University of Rochester Medical Center, Rochester, New York, USA.
SUNY Upstate Medical University, Syracuse, New York, USA.
BMJ Open Qual. 2023 Aug;12(3). doi: 10.1136/bmjoq-2022-001915.
The opioid epidemic is a serious social, economic and public health problem. This study was designed to evaluate the effectiveness of individual institutional opioid prescriber training on prescriber adherence to the Centers for Disease Control and Prevention (CDC's) guidelines for responsible opioid prescribing practices to treat acute pain.
Opioid prescribing data were collected from an academic medical centre and its associated outpatient clinics. A baseline for opioid prescribing practices was collected for 2 years and 2 months prior to the planned intervention. Departments responsible for 5% or more of the total institutional opioid prescriptions were chosen to study in detail. A number of opioid prescriptions per department per day and their compliance with the maximum daily dose (MDD) recommendations put out by the CDC were determined.
The hospital administration implemented a mandatory opioid prescriber training as part of their standard annual provider education for all medical staff, who were all required to attest having read it and pass a quiz by 30 September 2019, which was chosen as the end date for the pre-intervention data. Data were analysed preintervention and postintervention to assess the effect of this intervention on opioid prescribing.
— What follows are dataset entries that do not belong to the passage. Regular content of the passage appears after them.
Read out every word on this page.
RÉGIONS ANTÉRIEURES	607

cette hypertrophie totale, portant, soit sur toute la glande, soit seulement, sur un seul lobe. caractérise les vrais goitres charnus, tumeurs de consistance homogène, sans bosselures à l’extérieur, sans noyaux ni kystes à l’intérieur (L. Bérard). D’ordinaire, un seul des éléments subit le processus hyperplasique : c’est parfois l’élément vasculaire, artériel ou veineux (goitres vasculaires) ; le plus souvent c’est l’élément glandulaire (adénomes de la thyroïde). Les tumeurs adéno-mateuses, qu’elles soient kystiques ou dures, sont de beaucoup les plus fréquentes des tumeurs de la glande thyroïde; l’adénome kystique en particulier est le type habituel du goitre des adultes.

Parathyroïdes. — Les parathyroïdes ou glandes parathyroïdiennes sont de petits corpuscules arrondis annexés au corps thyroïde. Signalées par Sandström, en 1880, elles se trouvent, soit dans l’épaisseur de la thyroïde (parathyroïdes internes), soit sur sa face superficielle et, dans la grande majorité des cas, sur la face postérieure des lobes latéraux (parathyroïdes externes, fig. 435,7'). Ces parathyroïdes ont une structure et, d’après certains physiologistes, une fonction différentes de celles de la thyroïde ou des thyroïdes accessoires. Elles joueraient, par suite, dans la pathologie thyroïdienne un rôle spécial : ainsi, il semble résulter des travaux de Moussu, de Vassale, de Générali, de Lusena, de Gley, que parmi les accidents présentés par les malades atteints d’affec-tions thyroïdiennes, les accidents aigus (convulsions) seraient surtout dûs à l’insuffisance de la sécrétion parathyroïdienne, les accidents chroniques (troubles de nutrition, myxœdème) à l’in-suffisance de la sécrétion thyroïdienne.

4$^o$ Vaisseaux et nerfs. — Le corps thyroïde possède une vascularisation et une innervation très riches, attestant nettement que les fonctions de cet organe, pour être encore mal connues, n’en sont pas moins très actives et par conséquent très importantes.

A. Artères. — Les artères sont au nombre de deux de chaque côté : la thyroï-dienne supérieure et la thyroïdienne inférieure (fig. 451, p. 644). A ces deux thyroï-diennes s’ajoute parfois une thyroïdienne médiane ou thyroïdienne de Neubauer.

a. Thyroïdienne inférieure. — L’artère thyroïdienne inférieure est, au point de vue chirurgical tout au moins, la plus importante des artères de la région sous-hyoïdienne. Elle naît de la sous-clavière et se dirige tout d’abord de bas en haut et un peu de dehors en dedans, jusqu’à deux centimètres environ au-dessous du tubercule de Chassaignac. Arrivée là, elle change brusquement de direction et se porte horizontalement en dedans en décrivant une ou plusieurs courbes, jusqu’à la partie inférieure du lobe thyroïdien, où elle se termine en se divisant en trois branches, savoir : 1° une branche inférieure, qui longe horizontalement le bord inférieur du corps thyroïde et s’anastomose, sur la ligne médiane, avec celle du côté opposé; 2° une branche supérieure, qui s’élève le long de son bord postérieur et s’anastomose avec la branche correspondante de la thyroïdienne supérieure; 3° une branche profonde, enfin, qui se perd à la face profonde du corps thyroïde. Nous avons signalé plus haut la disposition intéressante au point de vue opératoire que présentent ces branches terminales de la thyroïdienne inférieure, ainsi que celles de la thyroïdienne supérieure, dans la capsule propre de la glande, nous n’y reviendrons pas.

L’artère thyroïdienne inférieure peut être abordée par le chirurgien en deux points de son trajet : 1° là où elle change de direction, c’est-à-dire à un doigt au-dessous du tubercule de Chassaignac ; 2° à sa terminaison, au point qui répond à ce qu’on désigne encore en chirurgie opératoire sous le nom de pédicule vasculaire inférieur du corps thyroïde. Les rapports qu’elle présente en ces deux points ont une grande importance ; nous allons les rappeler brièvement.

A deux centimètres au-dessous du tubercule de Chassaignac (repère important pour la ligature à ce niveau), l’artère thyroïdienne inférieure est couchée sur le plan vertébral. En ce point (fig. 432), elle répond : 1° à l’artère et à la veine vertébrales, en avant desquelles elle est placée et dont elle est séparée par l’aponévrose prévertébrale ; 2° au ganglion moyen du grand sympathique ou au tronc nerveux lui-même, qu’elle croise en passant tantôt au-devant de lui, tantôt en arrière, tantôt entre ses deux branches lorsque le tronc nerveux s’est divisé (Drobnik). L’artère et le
Overall opioid prescribing rates decreased by 18.3% and there were significant decreases in opioid prescribing rate in five out of the seven departments/divisions. Overall, there was a statistically significant decrease in the compliance with MDD before (71.3%) and after (67.3%) the intervention (4%, 95% CI 3.13% to 4.87% difference, p<0.001). Additionally, there were statistically significant increases in compliance with CDC guidelines in three departments/divisions. However, there was a statistically significant decrease in compliance with CDC guidelines after intervention in two departments.
The results of this study were largely encouraging for the effectiveness of this institutional mandatory prescriber training.
阿片类药物泛滥是一个严重的社会、经济和公共卫生问题。本研究旨在评估针对个体医疗机构阿片类药物开方者的培训对遵循疾病控制与预防中心(CDC)关于负责任的阿片类药物处方实践指南以治疗急性疼痛的效果。
从一家学术医疗中心及其附属门诊收集阿片类药物处方数据。在计划干预之前的 2 年零 2 个月内收集了阿片类药物处方实践的基线数据。选择负责机构 5%以上总阿片类药物处方的部门进行详细研究。确定每个部门每天开出的阿片类药物处方数量及其与 CDC 发布的最大日剂量(MDD)建议的符合程度。
医院管理部门实施了强制性的阿片类药物开方者培训,作为其对所有医务人员的标准年度提供者教育的一部分,所有医务人员都必须在 2019 年 9 月 30 日之前阅读并通过测验,这一天被选为干预前数据的截止日期。在干预前后分析数据,以评估该干预对阿片类药物处方的影响。
总体上,阿片类药物处方率下降了 18.3%,7 个部门/科室中有 5 个部门的阿片类药物处方率显著下降。总体而言,干预前(71.3%)和干预后(67.3%)MDD 符合率有统计学显著下降(4%,95%置信区间 3.13%至 4.87%差异,p<0.001)。此外,有 3 个部门/科室的 CDC 指南符合率有统计学显著增加。然而,有 2 个部门的 CDC 指南符合率在干预后出现统计学显著下降。
本研究结果在很大程度上令人鼓舞,表明这种机构强制性开方者培训是有效的。